Mise en place depuis le 1er janvier 2023 pour tous les pharmaciens inscrits à l’Ordre, la certification périodique s’est concrétisée en février 2026, avec la publication des référentiels. Chaque pharmacien peut, dès à présent, organiser son programme de certification périodique selon son métier. Mode d’emploi de ce dispositif qui vise à garantir le maintien des compétences professionnelles.

Selon l’article R. 4235-31 du code de déontologie, le pharmacien est tenu d’entretenir et de perfectionner ses connaissances et compétences professionnelles, en se conformant, notamment, à ses obligations en matière de développement professionnel continu (DPC) et de certification périodique. Cette dernière a été instaurée par l’ordonnance n° 2021-961 du 19 juillet 2021 pour les sept professions de santé dotées d’un ordre, dont celle de pharmacien.
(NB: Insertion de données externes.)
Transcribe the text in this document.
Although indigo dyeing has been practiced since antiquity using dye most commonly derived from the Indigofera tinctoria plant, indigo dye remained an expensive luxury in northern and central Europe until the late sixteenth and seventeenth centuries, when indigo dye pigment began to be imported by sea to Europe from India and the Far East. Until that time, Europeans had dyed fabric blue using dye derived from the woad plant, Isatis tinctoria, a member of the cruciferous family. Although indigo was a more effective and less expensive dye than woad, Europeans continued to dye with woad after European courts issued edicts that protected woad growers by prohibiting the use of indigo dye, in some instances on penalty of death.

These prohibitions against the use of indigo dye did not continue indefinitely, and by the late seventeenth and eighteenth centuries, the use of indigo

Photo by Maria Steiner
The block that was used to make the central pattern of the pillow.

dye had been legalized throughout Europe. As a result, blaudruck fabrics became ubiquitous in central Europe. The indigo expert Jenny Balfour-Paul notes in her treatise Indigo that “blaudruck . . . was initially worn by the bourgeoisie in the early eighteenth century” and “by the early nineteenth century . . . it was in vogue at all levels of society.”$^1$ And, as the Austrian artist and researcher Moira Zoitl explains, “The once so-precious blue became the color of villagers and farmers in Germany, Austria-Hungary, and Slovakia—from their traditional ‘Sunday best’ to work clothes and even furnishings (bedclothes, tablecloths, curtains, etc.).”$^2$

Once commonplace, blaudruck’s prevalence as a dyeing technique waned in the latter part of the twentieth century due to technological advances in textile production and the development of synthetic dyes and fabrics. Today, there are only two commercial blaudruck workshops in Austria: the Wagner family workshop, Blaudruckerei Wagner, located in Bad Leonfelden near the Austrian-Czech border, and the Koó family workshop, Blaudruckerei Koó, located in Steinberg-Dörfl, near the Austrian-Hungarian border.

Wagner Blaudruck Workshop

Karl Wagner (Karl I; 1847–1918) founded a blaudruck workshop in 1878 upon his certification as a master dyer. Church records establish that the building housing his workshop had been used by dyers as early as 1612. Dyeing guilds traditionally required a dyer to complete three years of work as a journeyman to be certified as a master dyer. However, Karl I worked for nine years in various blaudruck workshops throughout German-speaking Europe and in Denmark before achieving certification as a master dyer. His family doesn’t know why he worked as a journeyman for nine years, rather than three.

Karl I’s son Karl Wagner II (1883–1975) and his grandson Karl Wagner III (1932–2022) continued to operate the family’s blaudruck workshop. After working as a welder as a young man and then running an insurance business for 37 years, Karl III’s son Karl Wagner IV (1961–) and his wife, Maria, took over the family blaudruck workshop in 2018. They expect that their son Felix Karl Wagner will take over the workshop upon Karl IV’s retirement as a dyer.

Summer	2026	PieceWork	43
Elle vise à garantir le maintien des compétences, la qualité des pratiques ainsi que l’actualisation et le niveau des connaissances des pharmaciens inscrits à l’Ordre.

La certification périodique s’articule autour de quatre axes, communs à tous les professionnels de santé :

  • axe 1 : actualiser les connaissances et les compétences ;
  • axe 2 : renforcer la qualité des pratiques professionnelles ;
  • axe 3 : améliorer les relations avec les patients ;
  • axe 4 : mieux prendre en compte sa santé personnelle.

Une échéance tous les six ans… à quelques exceptions près

Pour satisfaire leur obligation de certification périodique, les pharmaciens doivent réaliser, pour chaque période de six ans à compter de leur date d’inscription à l’Ordre, un nombre minimal d’actions dans chacun des axes, selon les recommandations du Conseil national professionnel (CNP) dont ils relèvent. À titre dérogatoire, les professionnels inscrits à l’Ordre en exercice au 1er janvier 2023 voient leur première période de certification périodique étendue à neuf ans, renouvelable ensuite par période de six ans.

À noter que la publication des référentiels en 2026, ainsi qu’une prochaine révision législative, pourraient repousser le démarrage de l’obligation de certification périodique. L’Ordre des pharmaciens reste mobilisé auprès du ministère pour clarifier les obligations des professionnels et invite les pharmaciens à suivre avec attention les évolutions des différents dispositifs.

Si un changement majeur survient dans le parcours professionnel du pharmacien, la période de certification périodique peut être interrompue. Ainsi :

  • en cas d’interruption d’activité d’une durée cumulée supérieure à trois ans, la période de certification périodique sera close ;
  • en cas de changement de profession de santé, une nouvelle période de six ans commencera ;
  • en cas de changement d’activité au sein de la même profession au cours des six ans, le pharmacien devra mettre en oeuvre les actions qui restent à réaliser, en tenant compte du référentiel de sa nouvelle activité, si les actions n’avaient pas été effectuées dans son ancien référentiel.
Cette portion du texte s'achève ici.